I grew up in Karachi, Pakistan, around family that ran clothing factories. Early on, I understood the power of fashion to lift a generation of women out of poverty.

The fashion supply chain is one of the few industries that employs mostly womenSo first and foremost fashion to me is a way to create jobs with dignity that empower women.

Fashion is an extension of our identity.

It’s how we signal our values to the world. I was working within the UN system on improving garment factories when Rana Plaza fell down. It was the biggest industrial disaster of our time where over 1,100 people lost their lives. I watched the footage with growing horror and felt that we as consumers had to rise up to say no more.

Because today fashion despite being an enormously profitable industry is an industry that’s exploitative. The CEO of Zara, Amancio Ortega’s net worth is $84.4 billion. We in America spend $6.9 billion annually on our clothes. To lift garment makers’ wages to a living wage, consumers would only need to pay just $1 more on a $20 t-shirt.

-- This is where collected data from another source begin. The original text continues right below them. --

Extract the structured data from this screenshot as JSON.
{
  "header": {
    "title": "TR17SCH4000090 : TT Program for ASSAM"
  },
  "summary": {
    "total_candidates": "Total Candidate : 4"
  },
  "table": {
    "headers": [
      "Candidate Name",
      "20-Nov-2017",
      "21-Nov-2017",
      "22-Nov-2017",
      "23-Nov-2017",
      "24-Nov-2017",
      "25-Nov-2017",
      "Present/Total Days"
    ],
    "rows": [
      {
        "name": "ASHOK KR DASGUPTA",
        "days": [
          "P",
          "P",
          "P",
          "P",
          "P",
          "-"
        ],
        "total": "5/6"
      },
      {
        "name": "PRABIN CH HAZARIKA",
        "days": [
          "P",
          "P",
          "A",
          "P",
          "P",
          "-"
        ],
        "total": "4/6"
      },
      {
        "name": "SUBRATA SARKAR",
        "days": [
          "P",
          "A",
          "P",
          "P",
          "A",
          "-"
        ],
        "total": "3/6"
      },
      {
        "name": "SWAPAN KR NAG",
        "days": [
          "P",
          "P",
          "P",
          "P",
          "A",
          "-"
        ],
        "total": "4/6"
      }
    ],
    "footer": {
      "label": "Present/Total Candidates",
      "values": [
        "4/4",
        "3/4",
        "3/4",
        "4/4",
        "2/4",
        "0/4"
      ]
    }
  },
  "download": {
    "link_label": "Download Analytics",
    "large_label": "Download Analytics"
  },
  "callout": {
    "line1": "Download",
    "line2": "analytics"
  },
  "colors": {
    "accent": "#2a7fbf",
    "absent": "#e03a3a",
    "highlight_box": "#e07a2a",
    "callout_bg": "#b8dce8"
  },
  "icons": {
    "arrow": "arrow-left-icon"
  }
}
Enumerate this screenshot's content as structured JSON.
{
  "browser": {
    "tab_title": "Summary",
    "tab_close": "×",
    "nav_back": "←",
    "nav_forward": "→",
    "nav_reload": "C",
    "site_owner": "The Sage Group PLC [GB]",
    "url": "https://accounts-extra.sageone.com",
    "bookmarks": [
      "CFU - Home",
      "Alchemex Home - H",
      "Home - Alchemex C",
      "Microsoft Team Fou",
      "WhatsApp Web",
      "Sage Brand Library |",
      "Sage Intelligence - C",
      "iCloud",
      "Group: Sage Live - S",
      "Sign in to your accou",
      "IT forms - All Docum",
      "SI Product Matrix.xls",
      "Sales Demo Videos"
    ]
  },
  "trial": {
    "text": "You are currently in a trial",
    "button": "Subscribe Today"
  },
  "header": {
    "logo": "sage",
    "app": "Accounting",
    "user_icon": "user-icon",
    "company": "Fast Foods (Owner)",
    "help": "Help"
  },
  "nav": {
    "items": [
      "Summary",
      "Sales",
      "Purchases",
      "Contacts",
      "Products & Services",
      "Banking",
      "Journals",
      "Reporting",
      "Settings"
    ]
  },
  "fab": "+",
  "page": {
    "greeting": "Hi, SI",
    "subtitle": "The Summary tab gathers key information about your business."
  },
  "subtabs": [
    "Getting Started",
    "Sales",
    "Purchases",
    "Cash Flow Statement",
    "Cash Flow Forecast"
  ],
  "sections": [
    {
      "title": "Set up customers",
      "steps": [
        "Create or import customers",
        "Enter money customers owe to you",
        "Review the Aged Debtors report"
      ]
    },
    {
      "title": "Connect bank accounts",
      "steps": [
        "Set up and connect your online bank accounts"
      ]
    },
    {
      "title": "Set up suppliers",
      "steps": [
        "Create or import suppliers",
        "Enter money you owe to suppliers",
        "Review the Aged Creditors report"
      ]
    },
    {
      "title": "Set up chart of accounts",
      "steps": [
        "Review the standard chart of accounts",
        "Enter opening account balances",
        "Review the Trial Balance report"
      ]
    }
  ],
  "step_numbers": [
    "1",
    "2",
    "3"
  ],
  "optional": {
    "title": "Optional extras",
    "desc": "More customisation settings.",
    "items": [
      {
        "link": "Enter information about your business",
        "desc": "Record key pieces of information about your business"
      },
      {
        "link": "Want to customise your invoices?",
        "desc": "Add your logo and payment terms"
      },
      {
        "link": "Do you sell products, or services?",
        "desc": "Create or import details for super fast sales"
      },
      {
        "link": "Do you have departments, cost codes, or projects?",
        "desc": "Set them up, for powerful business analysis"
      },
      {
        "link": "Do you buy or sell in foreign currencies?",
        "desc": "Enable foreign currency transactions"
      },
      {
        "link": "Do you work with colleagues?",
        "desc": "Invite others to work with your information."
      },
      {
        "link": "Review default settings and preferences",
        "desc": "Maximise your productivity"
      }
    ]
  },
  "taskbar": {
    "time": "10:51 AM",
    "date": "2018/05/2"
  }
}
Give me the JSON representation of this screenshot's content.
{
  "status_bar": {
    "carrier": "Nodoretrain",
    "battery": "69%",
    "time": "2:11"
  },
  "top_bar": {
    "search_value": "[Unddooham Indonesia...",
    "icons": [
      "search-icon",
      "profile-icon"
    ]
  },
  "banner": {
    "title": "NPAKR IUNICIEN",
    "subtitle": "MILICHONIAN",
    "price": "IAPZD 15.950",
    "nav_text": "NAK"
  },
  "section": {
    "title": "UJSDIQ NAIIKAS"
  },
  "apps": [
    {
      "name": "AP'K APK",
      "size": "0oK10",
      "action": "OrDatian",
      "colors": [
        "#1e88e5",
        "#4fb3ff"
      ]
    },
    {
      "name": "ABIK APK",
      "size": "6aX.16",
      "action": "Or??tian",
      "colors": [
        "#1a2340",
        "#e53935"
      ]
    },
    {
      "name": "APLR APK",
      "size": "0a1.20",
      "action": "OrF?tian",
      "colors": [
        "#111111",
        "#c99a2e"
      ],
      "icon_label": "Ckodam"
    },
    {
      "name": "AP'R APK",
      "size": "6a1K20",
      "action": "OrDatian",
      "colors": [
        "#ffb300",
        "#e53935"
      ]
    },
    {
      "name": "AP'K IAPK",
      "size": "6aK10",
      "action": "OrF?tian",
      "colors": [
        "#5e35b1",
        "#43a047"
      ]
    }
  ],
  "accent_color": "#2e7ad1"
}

To me fashion is about activism.

Yael Aflalo, Founder and CEO of Reformation #humansoffashion puts it best:

“It’s not only our job to provide beautiful, limited-edition clothing to women around the world, but also to let our consumers know how much power they can have in the fight against traditional fashion practices.”

So does Eileen Fisher, fashion designer #humansoffashion:

“For me, it is about simplicity. If it is simple, it can be worn in over time in multiple ways.”